Pubbl. Mer, 6 Dic 2017
Lo stalking ai danni del vicino
Modifica paginaNota di commento a Corte di Cassazione, Sez. V Penale, sentenza n. 50438 del 2017, in tema di stalking ai danni dei vicini.
Sommario: 1. Introduzione; 2. Il fatto; 3. Profili di diritto penale sostanziale e processuale; 4. Conclusioni.
1. Introduzione
I Giudici della Corte di Cassazione (Sez. V.° Penale) fanno luce, con la sentenza 50438/2017, sulle condotte moleste e palesemente persecutorie (violative dei rapporti di buon vicinato e, di conseguenza, del pacifico godimento del diritto di proprietà (art. 832 c.c.), quali ad esempio:imbrattamento con vernice delle pareti antistanti le abitazioni; scarico di letame, chiodi sparsi; massi collocati nella parete antistante il cancello per limitare o ostruire il passaggio), ponibili in essere da parte dei soggetti agenti, quali strumenti attuativi del reato previsto e punito all’articolo 612-bis, nei confronti dei vicini di casa.

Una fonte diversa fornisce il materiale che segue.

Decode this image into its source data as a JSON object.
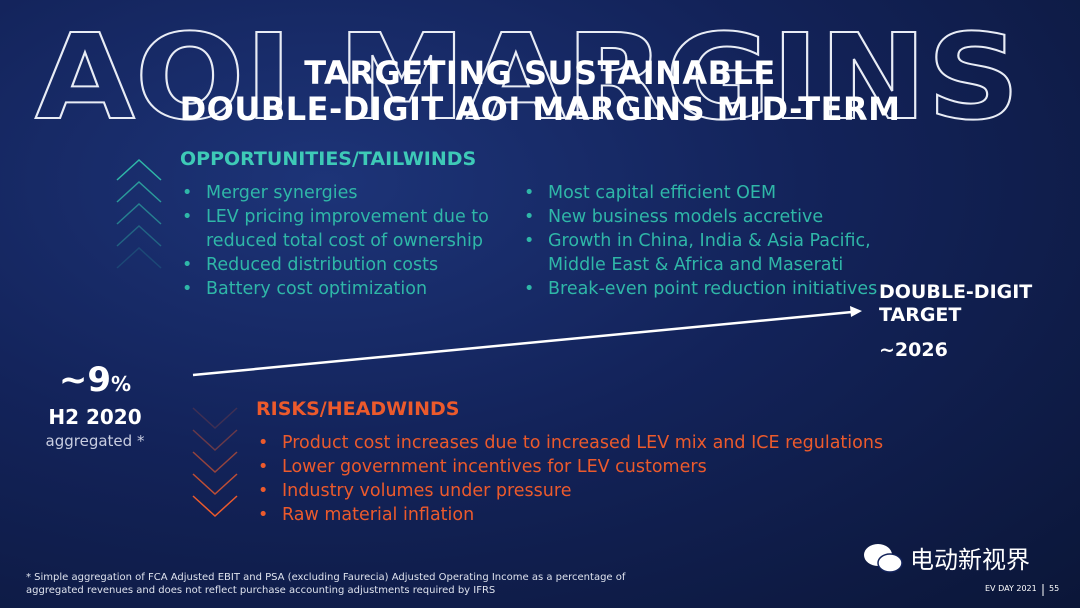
{
  "watermark": "AOI MARGINS",
  "title": [
    "TARGETING SUSTAINABLE",
    "DOUBLE-DIGIT AOI MARGINS MID-TERM"
  ],
  "opportunities": {
    "heading": "OPPORTUNITIES/TAILWINDS",
    "left": [
      "Merger synergies",
      "LEV pricing improvement due to reduced total cost of ownership",
      "Reduced distribution costs",
      "Battery cost optimization"
    ],
    "right": [
      "Most capital efficient OEM",
      "New business models accretive",
      "Growth in China, India & Asia Pacific, Middle East & Africa and Maserati",
      "Break-even point reduction initiatives"
    ]
  },
  "current": {
    "value": "~9",
    "unit": "%",
    "period": "H2 2020",
    "note": "aggregated *"
  },
  "target": {
    "label": "DOUBLE-DIGIT TARGET",
    "year": "~2026"
  },
  "risks": {
    "heading": "RISKS/HEADWINDS",
    "items": [
      "Product cost increases due to increased LEV mix and ICE regulations",
      "Lower government incentives for LEV customers",
      "Industry volumes under pressure",
      "Raw material inflation"
    ]
  },
  "footnote": "* Simple aggregation of FCA Adjusted EBIT and PSA (excluding Faurecia) Adjusted Operating Income as a percentage of aggregated revenues and does not reflect purchase accounting adjustments required by IFRS",
  "brand": "电动新视界",
  "footer": {
    "event": "EV DAY 2021",
    "page": "55"
  }
}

Il Collegio giudicante giunge ad affermare, nella suindicata sentenza, che: “Sussiste una connotazione sistematica delle condotte persecutorie che connota la fattispecie incriminatrice di cui all'art. 612 bis c.p. nel comportamento dell'imputato che, per impedire alle persone offese il regolare passaggio lungo una strada oggetto di controversia civilistica tra le parti, aveva imbrattato le pareti antistanti le abitazioni con vernice, scaricato letame, sparso chiodi, collocato massi nella parte antistante il cancello per limitare od ostruire il passaggio.”
Al fine di poter illustrare, compiutamente, i profili sia sostanziali che processuali relativi al principio giurisprudenziale "forgiato" dai Giudici della Quinta Sezione Penale del Supremo Consesso, con riferimento alla specifica vicenda processuale, è necessario premettere, brevemente, il fatto.
2. Il fatto
M.B. ricorre in Cassazione avverso l'ordinanza emessa il 13/09/2016 dal Tribunale della libertà di Venezia, che rigettava l'istanza di riesame proposta avverso l'ordinanza del Gip del Tribunale di Vicenza applicativa della misura cautelare del divieto di avvicinamento, in relazione ai reati di atti persecutori e lesioni aggravate.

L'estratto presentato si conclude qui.